Ensuite, la hausse des importations en provenance de Chine, à bas prix, qui intensifie la concurrence et exerce une pression à la baisse sur les étiquettes : « On a beaucoup discuté de la montée de importations chinoises qui sont à bas prix, quand on regarde depuis un an, sur les trois derniers mois de 2025, elles ont augmenté de 12 %, c’est assez significatif ».
Sur le front géopolitique, il estime que le protectionnisme américain ne devrait pas, à ce stade, se traduire par une nouvelle poussée des prix sur le Vieux Continent : « Le protectionnisme américain et l’accord conclu cet été n’entrainera pas d’inflation supplémentaire en Europe. Les risques à la hausse me paraissent plus faibles qu’à la baisse, pour l’Europe en tout cas ».
Et de rappeler que la BCE doit rester prête « à bouger s’il le faut ». Selon lui, « De ce point de vue, l’interprétation des marchés m’a semblé montré une certaine exagération dans l’interprétation restrictive ».
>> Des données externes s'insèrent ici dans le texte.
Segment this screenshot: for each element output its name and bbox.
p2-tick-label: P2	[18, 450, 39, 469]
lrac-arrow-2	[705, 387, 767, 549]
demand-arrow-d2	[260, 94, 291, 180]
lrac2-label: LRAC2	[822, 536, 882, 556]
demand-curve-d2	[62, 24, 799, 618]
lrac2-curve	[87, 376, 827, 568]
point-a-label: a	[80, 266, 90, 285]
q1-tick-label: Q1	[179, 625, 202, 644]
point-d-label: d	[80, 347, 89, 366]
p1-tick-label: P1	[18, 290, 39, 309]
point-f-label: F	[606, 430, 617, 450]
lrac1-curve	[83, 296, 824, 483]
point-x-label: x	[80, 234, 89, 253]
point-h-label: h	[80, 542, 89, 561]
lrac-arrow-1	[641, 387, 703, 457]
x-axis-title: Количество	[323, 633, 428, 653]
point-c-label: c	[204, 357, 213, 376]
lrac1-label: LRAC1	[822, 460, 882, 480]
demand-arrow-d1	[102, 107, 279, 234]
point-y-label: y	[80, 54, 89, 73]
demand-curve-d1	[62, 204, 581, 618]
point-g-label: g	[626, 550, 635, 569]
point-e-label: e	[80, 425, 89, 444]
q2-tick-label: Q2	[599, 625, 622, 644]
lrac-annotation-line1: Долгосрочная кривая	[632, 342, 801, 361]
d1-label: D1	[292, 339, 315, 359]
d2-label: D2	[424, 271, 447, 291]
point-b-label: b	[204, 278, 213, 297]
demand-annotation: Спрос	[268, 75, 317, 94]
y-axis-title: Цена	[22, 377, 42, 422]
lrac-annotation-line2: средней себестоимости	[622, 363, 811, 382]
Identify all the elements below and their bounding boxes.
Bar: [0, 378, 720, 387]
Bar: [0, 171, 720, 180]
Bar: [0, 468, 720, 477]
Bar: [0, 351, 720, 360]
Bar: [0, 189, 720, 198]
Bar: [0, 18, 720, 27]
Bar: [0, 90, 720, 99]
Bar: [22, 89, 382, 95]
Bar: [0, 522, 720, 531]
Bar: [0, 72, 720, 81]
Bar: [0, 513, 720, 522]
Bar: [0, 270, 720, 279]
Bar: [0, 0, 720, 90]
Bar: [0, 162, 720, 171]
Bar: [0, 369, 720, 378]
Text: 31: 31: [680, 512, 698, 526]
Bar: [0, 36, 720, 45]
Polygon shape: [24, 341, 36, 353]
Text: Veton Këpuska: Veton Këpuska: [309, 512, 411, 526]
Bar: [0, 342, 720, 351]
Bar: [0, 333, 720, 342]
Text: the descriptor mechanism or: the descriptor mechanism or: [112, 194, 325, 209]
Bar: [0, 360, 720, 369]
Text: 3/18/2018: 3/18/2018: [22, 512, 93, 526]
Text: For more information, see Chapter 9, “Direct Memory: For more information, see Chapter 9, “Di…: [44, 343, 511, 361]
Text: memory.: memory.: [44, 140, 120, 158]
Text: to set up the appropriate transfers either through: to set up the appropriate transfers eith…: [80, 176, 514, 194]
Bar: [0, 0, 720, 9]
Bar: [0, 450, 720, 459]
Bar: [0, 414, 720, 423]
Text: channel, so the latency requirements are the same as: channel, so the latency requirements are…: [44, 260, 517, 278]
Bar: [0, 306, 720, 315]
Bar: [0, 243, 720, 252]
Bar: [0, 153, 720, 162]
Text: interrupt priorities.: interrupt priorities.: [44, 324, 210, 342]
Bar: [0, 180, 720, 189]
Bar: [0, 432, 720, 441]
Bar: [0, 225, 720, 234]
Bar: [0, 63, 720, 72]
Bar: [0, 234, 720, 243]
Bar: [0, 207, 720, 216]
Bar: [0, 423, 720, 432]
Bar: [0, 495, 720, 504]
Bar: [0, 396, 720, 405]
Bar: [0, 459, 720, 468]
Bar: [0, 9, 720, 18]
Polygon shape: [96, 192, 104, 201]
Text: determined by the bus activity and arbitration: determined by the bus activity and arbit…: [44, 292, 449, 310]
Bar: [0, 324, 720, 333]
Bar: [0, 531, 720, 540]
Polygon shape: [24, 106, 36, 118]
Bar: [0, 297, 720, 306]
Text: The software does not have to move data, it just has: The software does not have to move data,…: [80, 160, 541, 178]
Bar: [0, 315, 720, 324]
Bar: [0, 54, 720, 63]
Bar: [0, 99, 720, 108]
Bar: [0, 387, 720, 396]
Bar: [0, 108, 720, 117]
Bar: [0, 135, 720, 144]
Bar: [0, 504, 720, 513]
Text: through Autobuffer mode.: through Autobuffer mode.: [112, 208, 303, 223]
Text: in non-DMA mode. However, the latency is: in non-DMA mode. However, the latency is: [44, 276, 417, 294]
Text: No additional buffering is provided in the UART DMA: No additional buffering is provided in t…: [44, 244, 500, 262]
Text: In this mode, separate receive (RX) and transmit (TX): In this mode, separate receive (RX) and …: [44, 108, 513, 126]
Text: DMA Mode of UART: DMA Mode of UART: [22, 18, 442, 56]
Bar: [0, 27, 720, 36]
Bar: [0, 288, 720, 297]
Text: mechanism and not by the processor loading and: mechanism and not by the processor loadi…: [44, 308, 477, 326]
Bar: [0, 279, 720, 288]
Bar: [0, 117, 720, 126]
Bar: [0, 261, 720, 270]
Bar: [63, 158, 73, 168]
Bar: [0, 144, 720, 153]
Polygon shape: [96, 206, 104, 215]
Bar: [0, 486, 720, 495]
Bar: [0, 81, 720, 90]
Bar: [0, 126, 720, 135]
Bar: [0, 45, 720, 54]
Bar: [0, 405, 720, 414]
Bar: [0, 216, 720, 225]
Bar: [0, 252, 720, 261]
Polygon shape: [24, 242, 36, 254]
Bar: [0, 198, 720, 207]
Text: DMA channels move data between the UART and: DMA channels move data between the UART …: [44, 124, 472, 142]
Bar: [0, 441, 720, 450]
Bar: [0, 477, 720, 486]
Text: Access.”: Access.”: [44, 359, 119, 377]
Ce que cela change pour l’économie réelle
Le pouvoir d’achat devrait bénéficier d’une inflation repassée sous 1 %. En freinant la hausse générale des prix, ce palier redonne de l’air aux salaires réels et desserre l’étau sur la consommation des ménages, qui retrouvent progressivement des marges pour arbitrer en faveur des biens durables et des services.
Côté crédit et investissement, le statu quo de la BCE stabilise les conditions financières à court terme. La possibilité d’une nouvelle baisse des taux, évoquée pour les prochains mois, améliorerait graduellement l’accès au financement des ménages comme des entreprises, en particulier sur l’immobilier, l’équipement et la trésorerie.
Pour les entreprises, l’appréciation de l’euro contribue à comprimer les coûts d’importation de matières premières et d’intrants. Mais la montée des importations chinoises à bas prix accentue la pression concurrentielle : si elle allège certaines factures, elle pèse aussi sur les marges et maintient une forte sensibilité des étiquettes à la guerre des prix.
D’ici 2026, plusieurs points seront déterminants. L’inflation des services, plus rigide, dira si l’“atterrissage” vers 2 % est durable. La parité euro/dollar restera clé : une appréciation prolongée renforcerait la désinflation importée, quand un reflux de l’euro aurait l’effet inverse.
En Allemagne, un prolongement du léger sursaut de prix pourrait ralentir le reflux agrégé en zone euro. Enfin, la guidance de la BCE — rythme et ampleur d’un éventuel assouplissement, décidés réunion après réunion — donnera le tempo des conditions financières et de la reprise.